Working with a mortgage BROKER who has many investors enables you to address these issues without starting the process over again.
5. Making Large Purchases Prior to Your Mortgage Application
Many people think that it is in their best interest to get large purchases completed prior to applying for their mortgage.
As total debt is a key component in determining the amount of home you qualify for, it’s best to wait until after your home purchase has closed to make such purchases.
6. Over Shopping Your Loan
Each time you call a lender seeking the best possible rate and terms you have your credit report pulled. Every time your credit report is pulled you risk decreasing your credit score and thus possibly decreasing the likelihood of getting the best rate and terms.
Experts recommend that you select a mortgage broker with a number of investors and do your shopping with her/him.
7. Hiding Things From Your Mortgage Broker
Most of us have experienced times of financial difficulty at some point. While it can be embarrassing to discuss issues like this, your mortgage broker is there to help you get loan approved despite such issues.
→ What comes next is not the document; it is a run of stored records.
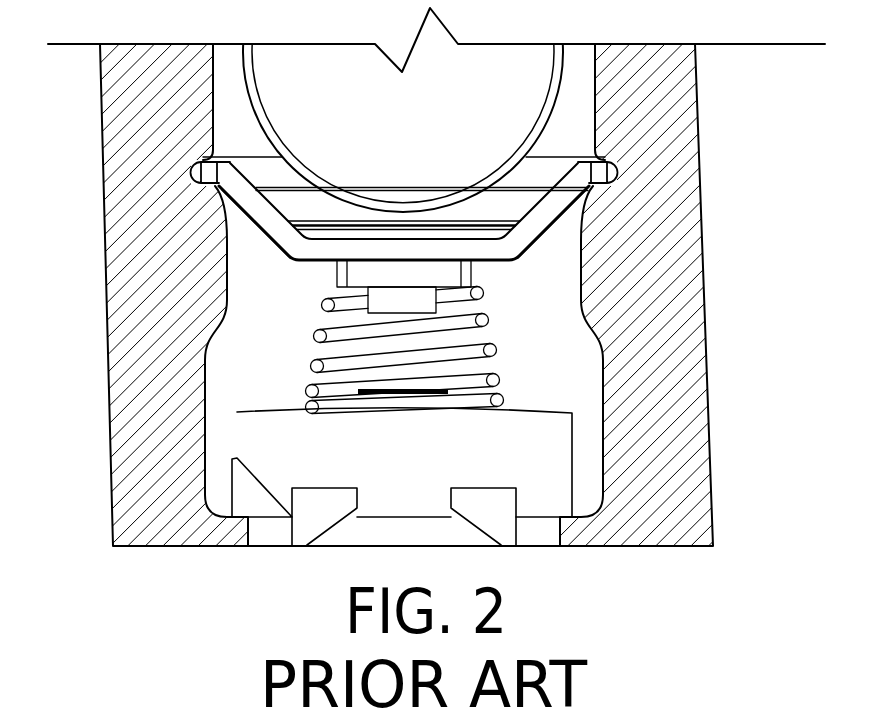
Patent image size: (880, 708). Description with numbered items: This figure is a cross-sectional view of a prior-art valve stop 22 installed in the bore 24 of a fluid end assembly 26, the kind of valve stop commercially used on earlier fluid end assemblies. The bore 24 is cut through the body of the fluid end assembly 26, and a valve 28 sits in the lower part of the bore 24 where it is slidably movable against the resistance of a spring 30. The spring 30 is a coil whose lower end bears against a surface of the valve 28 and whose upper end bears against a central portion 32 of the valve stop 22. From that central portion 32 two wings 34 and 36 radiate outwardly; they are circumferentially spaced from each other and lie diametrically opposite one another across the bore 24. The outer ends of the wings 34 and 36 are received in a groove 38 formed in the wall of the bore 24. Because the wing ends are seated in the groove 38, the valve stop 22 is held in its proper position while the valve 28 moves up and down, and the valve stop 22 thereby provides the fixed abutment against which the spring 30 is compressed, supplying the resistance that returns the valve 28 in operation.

The valve stop 22 is at (618, 165).
The bore 24 is at (547, 309).
The fluid end assembly 26 is at (665, 412).
The valve 28 is at (557, 443).
The spring 30 is at (500, 382).
The central portion 32 is at (510, 243).
The wing 34 is at (567, 212).
The wing 36 is at (258, 224).
The groove 38 is at (608, 183).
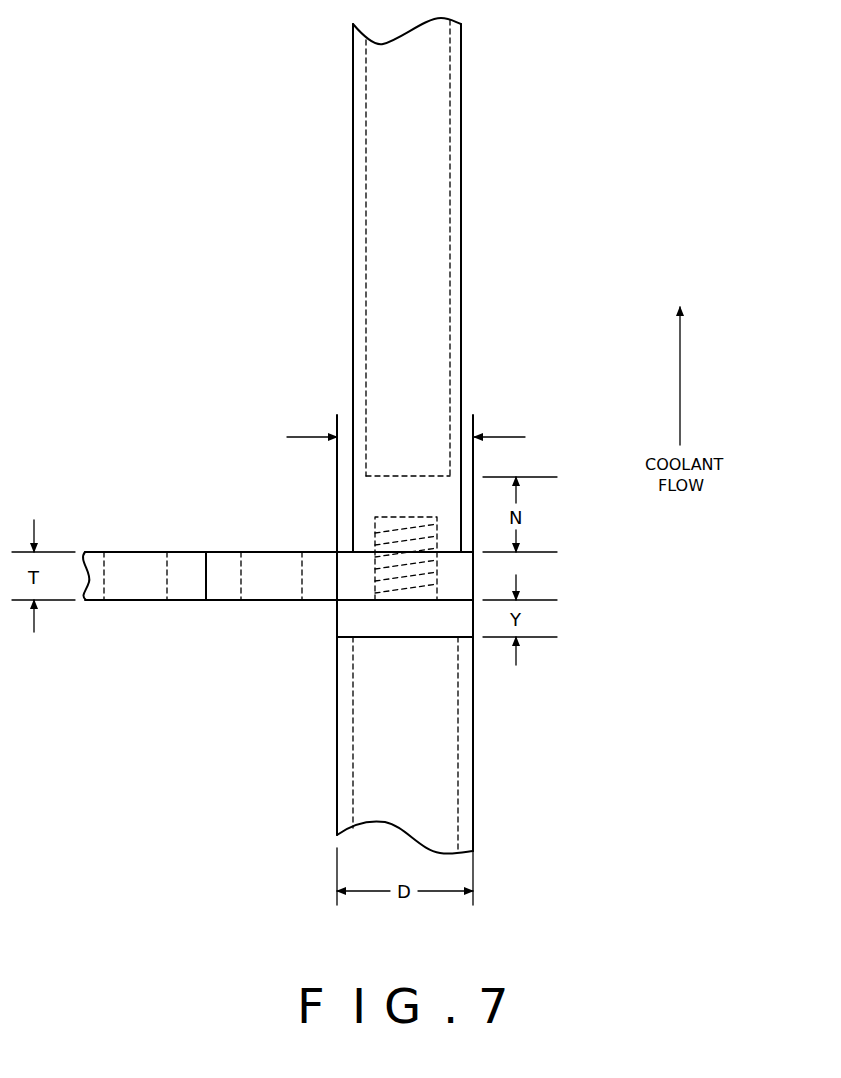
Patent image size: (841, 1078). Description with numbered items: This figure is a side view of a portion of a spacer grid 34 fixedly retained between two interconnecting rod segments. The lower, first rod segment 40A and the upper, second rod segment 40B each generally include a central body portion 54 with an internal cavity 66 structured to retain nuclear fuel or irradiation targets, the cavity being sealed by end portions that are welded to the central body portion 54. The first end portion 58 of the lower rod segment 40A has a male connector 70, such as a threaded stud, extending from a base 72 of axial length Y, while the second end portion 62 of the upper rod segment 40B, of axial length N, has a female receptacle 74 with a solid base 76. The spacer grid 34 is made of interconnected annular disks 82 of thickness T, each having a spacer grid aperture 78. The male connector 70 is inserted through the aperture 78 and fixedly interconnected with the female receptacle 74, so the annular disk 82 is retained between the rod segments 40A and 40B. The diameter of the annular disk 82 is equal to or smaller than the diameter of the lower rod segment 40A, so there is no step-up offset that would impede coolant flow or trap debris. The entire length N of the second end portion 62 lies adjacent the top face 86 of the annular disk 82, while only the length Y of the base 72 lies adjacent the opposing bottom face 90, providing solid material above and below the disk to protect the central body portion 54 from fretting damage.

The spacer grid 34 is at (125, 540).
The first rod segment 40A is at (345, 748).
The second rod segment 40B is at (357, 265).
The central body portion 54 is at (339, 436).
The first end portion 58 is at (328, 630).
The second end portion 62 is at (342, 482).
The internal cavity 66 is at (460, 197).
The male connector 70 is at (260, 585).
The base 72 is at (353, 617).
The female receptacle 74 is at (377, 530).
The solid base 76 is at (373, 497).
The spacer grid aperture 78 is at (137, 587).
The annular disk 82 is at (353, 568).
The top face 86 is at (447, 550).
The bottom face 90 is at (448, 605).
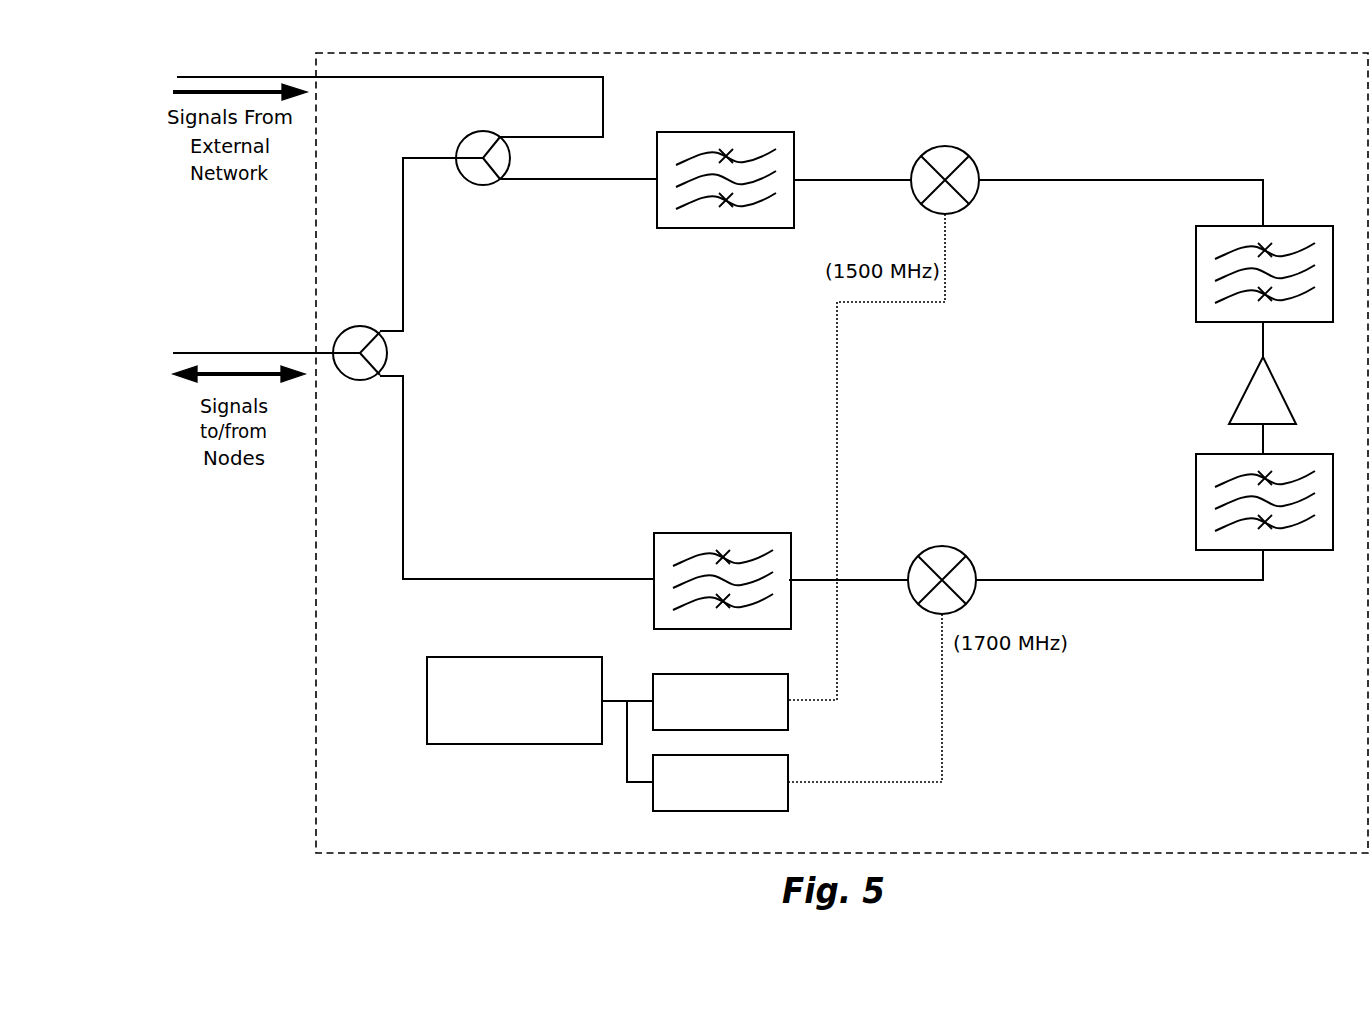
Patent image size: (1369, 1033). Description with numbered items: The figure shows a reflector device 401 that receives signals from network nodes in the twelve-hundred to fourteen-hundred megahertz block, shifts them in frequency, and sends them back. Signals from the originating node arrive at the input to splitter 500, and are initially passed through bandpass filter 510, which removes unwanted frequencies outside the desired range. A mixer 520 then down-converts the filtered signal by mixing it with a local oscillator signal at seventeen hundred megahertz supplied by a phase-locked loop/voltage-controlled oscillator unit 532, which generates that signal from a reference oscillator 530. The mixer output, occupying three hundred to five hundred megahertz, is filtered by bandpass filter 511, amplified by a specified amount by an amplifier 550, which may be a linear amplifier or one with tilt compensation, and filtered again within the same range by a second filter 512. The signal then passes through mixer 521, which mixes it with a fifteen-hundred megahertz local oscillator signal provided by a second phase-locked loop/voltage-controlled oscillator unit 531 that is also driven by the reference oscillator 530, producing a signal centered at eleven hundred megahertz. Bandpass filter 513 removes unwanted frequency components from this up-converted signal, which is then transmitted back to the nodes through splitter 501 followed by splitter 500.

The reflector device 401 is at (842, 438).
The splitter 500 is at (375, 357).
The splitter 501 is at (475, 172).
The bandpass filter 510 is at (724, 549).
The bandpass filter 511 is at (1186, 502).
The second filter 512 is at (1186, 274).
The bandpass filter 513 is at (725, 149).
The mixer 520 is at (941, 563).
The mixer 521 is at (946, 164).
The reference oscillator 530 is at (514, 700).
The phase-locked loop/voltage-controlled oscillator unit 531 is at (720, 702).
The phase-locked loop/voltage-controlled oscillator unit 532 is at (720, 783).
The amplifier 550 is at (1256, 401).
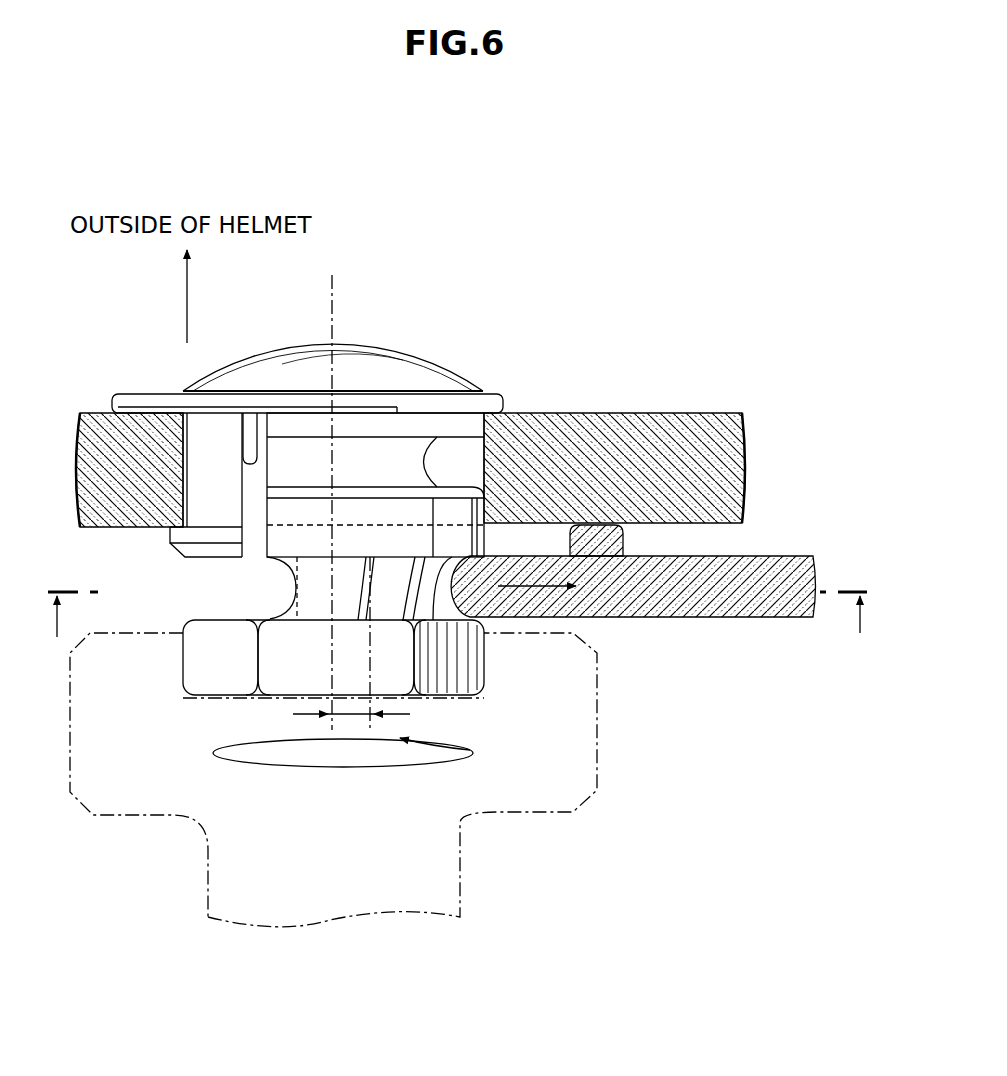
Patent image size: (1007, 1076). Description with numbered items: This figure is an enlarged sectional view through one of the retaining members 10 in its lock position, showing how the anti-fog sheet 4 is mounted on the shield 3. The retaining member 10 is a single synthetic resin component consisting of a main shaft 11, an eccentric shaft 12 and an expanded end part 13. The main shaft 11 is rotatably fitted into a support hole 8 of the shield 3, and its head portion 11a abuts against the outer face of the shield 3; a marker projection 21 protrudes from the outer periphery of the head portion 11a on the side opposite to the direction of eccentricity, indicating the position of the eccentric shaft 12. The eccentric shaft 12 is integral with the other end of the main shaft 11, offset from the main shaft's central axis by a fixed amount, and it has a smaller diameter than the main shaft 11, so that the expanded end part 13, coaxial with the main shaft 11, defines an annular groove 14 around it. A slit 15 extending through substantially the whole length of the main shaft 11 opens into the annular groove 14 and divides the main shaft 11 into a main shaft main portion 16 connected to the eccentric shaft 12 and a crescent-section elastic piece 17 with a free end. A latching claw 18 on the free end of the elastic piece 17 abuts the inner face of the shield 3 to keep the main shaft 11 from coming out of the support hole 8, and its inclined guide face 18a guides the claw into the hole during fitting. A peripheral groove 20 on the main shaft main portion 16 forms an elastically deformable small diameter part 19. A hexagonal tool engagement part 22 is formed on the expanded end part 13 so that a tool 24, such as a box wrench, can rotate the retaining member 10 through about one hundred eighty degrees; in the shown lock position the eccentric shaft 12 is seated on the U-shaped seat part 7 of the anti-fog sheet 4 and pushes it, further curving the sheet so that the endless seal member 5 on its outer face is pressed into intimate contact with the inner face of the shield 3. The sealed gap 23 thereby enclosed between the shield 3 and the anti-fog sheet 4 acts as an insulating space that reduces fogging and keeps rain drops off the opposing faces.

The shield 3 is at (648, 423).
The anti-fog sheet 4 is at (680, 600).
The seal member 5 is at (596, 543).
The seat part 7 is at (455, 585).
The support hole 8 is at (464, 428).
The retaining member 10 is at (281, 340).
The main shaft 11 is at (165, 752).
The head portion 11a is at (377, 402).
The eccentric shaft 12 is at (330, 604).
The expanded end part 13 is at (453, 693).
The annular groove 14 is at (462, 573).
The slit 15 is at (254, 455).
The main shaft main portion 16 is at (295, 535).
The elastic piece 17 is at (205, 485).
The latching claw 18 is at (223, 535).
The inclined guide face 18a is at (175, 548).
The small diameter part 19 is at (365, 474).
The peripheral groove 20 is at (423, 458).
The marker projection 21 is at (157, 398).
The tool engagement part 22 is at (465, 667).
The sealed gap 23 is at (690, 538).
The tool 24 is at (598, 757).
Remember – Your mortgage broker can only help you with those things with which s/he is aware.
8. Making Late Payments
Late payments, especially those within the last year, can be very detrimental to getting the best rate, terms and even the difference of being approved at all. While this might seem like unnecessary advice, ALWAYS pay on time.
9. Over Using Credit Cards
Credit cards are a convenient way to make purchases, but if not paid off or balances kept low you might find it more difficult to get the best rates and terms on your mortgage.
Keeping your total debt as low as possible helps you get the mortgage that best meets your specific needs.
10. Cosigning On Someone Else’s Loan
It’s a big deal when you’re asked to help a friend or family member move into their first house or apartment, or get a much needed new car or piece of furniture, but signing to guarantee someone else’s loan is very dicey. If it the outcome is adverse, it’s going to be a big head ache for the you, as the cosigner.
Before cosigning you decide if you’re willing and/or able to assume the liability.
11. Not Getting All The Facts
It is important to learn the total cost of your mortgage loan, both at closing and for the life of the loan. While mortgages can look a lot alike, there can be subtle differences that can save or cost you thousands of dollars. Get all the facts and know what to expect.